Scotty moved out at the end of that month, to an apartment a few blocks away. Dad took Scotty's room as his own. He still slept with Bruce in the living room, but he liked having his own room as a retreat.

“Is it true?” I asked Dad a few weeks later. “That Scotty doesn't have any friends?”

“Evidently,” Dad said. “He always had friends as long as he was dealing. People wanted to talk to him so he'd get them high for free, over a cup of tea or something. Now? People are afraid to get too close. They don't want to have to take care of him.”

“Take care of him?” I asked.

“He's got the lesions,” Dad said. “Kaposi's. On his back, a couple of months ago.”

 

46

Dad and I spent a few weeks arguing about whether I should go to high school or not. It was the same argument over and over again, once every other day or so. He thought I should get my GED and find a job.

“I'm thirteen,” I said. “They don't let thirteen-year-olds work in Washington State.”

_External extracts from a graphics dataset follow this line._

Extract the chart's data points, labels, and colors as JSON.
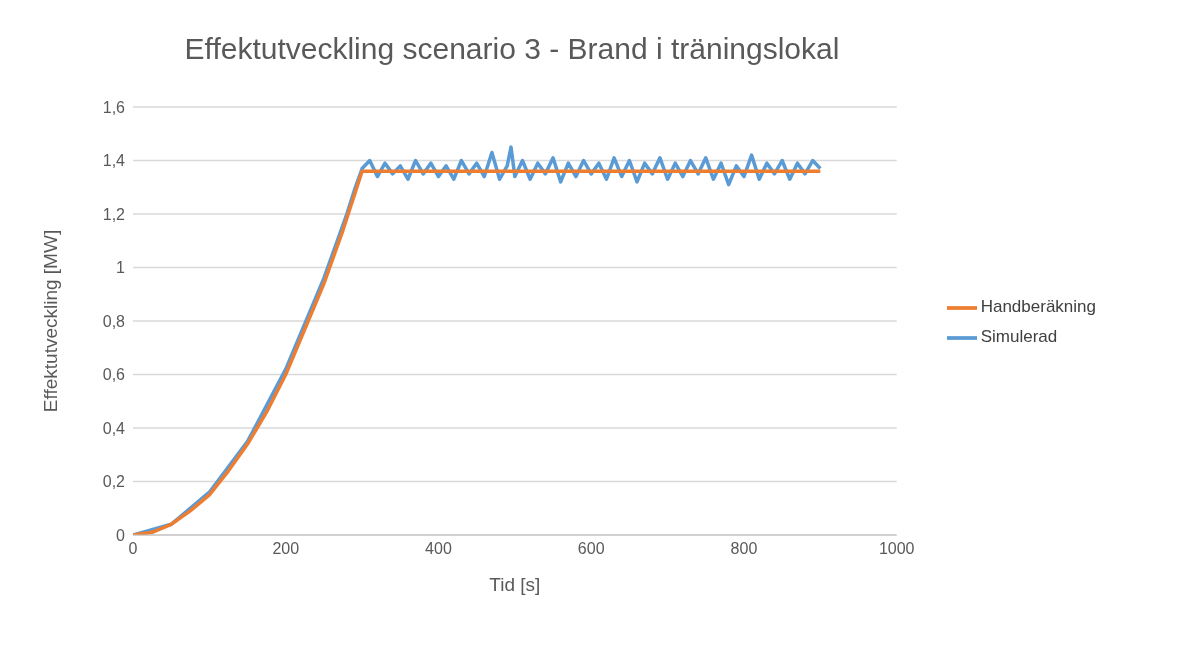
{
  "chart_data": {
    "type": "line",
    "title": "Effektutveckling scenario 3 - Brand i träningslokal",
    "xlabel": "Tid [s]",
    "ylabel": "Effektutveckling [MW]",
    "xlim": [
      0,
      1000
    ],
    "xticks": [
      0,
      200,
      400,
      600,
      800,
      1000
    ],
    "ylim": [
      0,
      1.6
    ],
    "yticks": [
      0,
      {
        "value": 0.2,
        "label": "0,2"
      },
      {
        "value": 0.4,
        "label": "0,4"
      },
      {
        "value": 0.6,
        "label": "0,6"
      },
      {
        "value": 0.8,
        "label": "0,8"
      },
      1,
      {
        "value": 1.2,
        "label": "1,2"
      },
      {
        "value": 1.4,
        "label": "1,4"
      },
      {
        "value": 1.6,
        "label": "1,6"
      }
    ],
    "grid": "y",
    "legend": "right",
    "marker": "none",
    "line_style": "solid",
    "series": [
      {
        "name": "Simulerad",
        "color": "#5b9bd5",
        "x": [
          0,
          50,
          100,
          150,
          200,
          250,
          280,
          290,
          300,
          310,
          320,
          330,
          340,
          350,
          360,
          370,
          380,
          390,
          400,
          410,
          420,
          430,
          440,
          450,
          460,
          470,
          480,
          490,
          495,
          500,
          510,
          520,
          530,
          540,
          550,
          560,
          570,
          580,
          590,
          600,
          610,
          620,
          630,
          640,
          650,
          660,
          670,
          680,
          690,
          700,
          710,
          720,
          730,
          740,
          750,
          760,
          770,
          780,
          790,
          800,
          810,
          820,
          830,
          840,
          850,
          860,
          870,
          880,
          890,
          900
        ],
        "values": [
          0,
          0.04,
          0.16,
          0.35,
          0.62,
          0.96,
          1.2,
          1.29,
          1.37,
          1.4,
          1.34,
          1.39,
          1.35,
          1.38,
          1.33,
          1.4,
          1.35,
          1.39,
          1.34,
          1.38,
          1.33,
          1.4,
          1.35,
          1.39,
          1.34,
          1.43,
          1.33,
          1.38,
          1.45,
          1.34,
          1.4,
          1.33,
          1.39,
          1.35,
          1.41,
          1.32,
          1.39,
          1.34,
          1.4,
          1.35,
          1.39,
          1.33,
          1.41,
          1.34,
          1.4,
          1.32,
          1.39,
          1.35,
          1.41,
          1.33,
          1.39,
          1.34,
          1.4,
          1.35,
          1.41,
          1.33,
          1.39,
          1.31,
          1.38,
          1.34,
          1.42,
          1.33,
          1.39,
          1.35,
          1.4,
          1.33,
          1.39,
          1.35,
          1.4,
          1.37
        ]
      },
      {
        "name": "Handberäkning",
        "color": "#ed7d31",
        "x": [
          0,
          25,
          50,
          75,
          100,
          125,
          150,
          175,
          200,
          225,
          250,
          275,
          300,
          900
        ],
        "values": [
          0,
          0.01,
          0.04,
          0.09,
          0.15,
          0.24,
          0.34,
          0.46,
          0.6,
          0.77,
          0.94,
          1.14,
          1.36,
          1.36
        ]
      }
    ]
  }
}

“Then go to college,” Dad said. “That way you can get a better job when you're finally old enough.”

“Dad,” I said. “I think maybe I need to spend some time around people my own age. I think there's sort of something wrong with me. From skipping so much school?”

“What are you talking about?” he asked.

“I'm not normal.”

“What's so great about being normal?” he asked. “Normal people are monsters.”

“I cry during Coke commercials.”

“What?”

“And
Family Ties
reruns,” I said.

“Are you making a joke?”

“Yes,” I said. “I'm making a joke. But not about needing to be with some kids my own age. That part I'm totally serious about.”

“Fine,” he said. “Don't come crying to me when you can't stand it. Again.”

“I won't,” I promised.

*   *   *

I was intimidated by our new apartment. It was the first place I'd lived that was properly urban. I'd visited cities and slept over in apartment buildings, but I'd never really lived in one. Not since the place Dad had caught on fire, after we moved out of the Hayes Street house.

West Capitol Hill was a neighborhood full of apartments, condominiums, and town houses. Every block was a mixture of three- and four-story brick buildings from the twenties, converted houses, and various kinds of mid-century architectural monstrosities, about half of which had been built as hotels for the World's Fair in 1962. When the fair was over, the former hotels were converted into hideous, badly made, low-rent housing that festered around the neighborhood for decades. It seemed like I couldn't walk past one without witnessing some kind of ugly domestic violence drama in the parking lot, or seeing a couple of junkies screaming at each other on the balconies.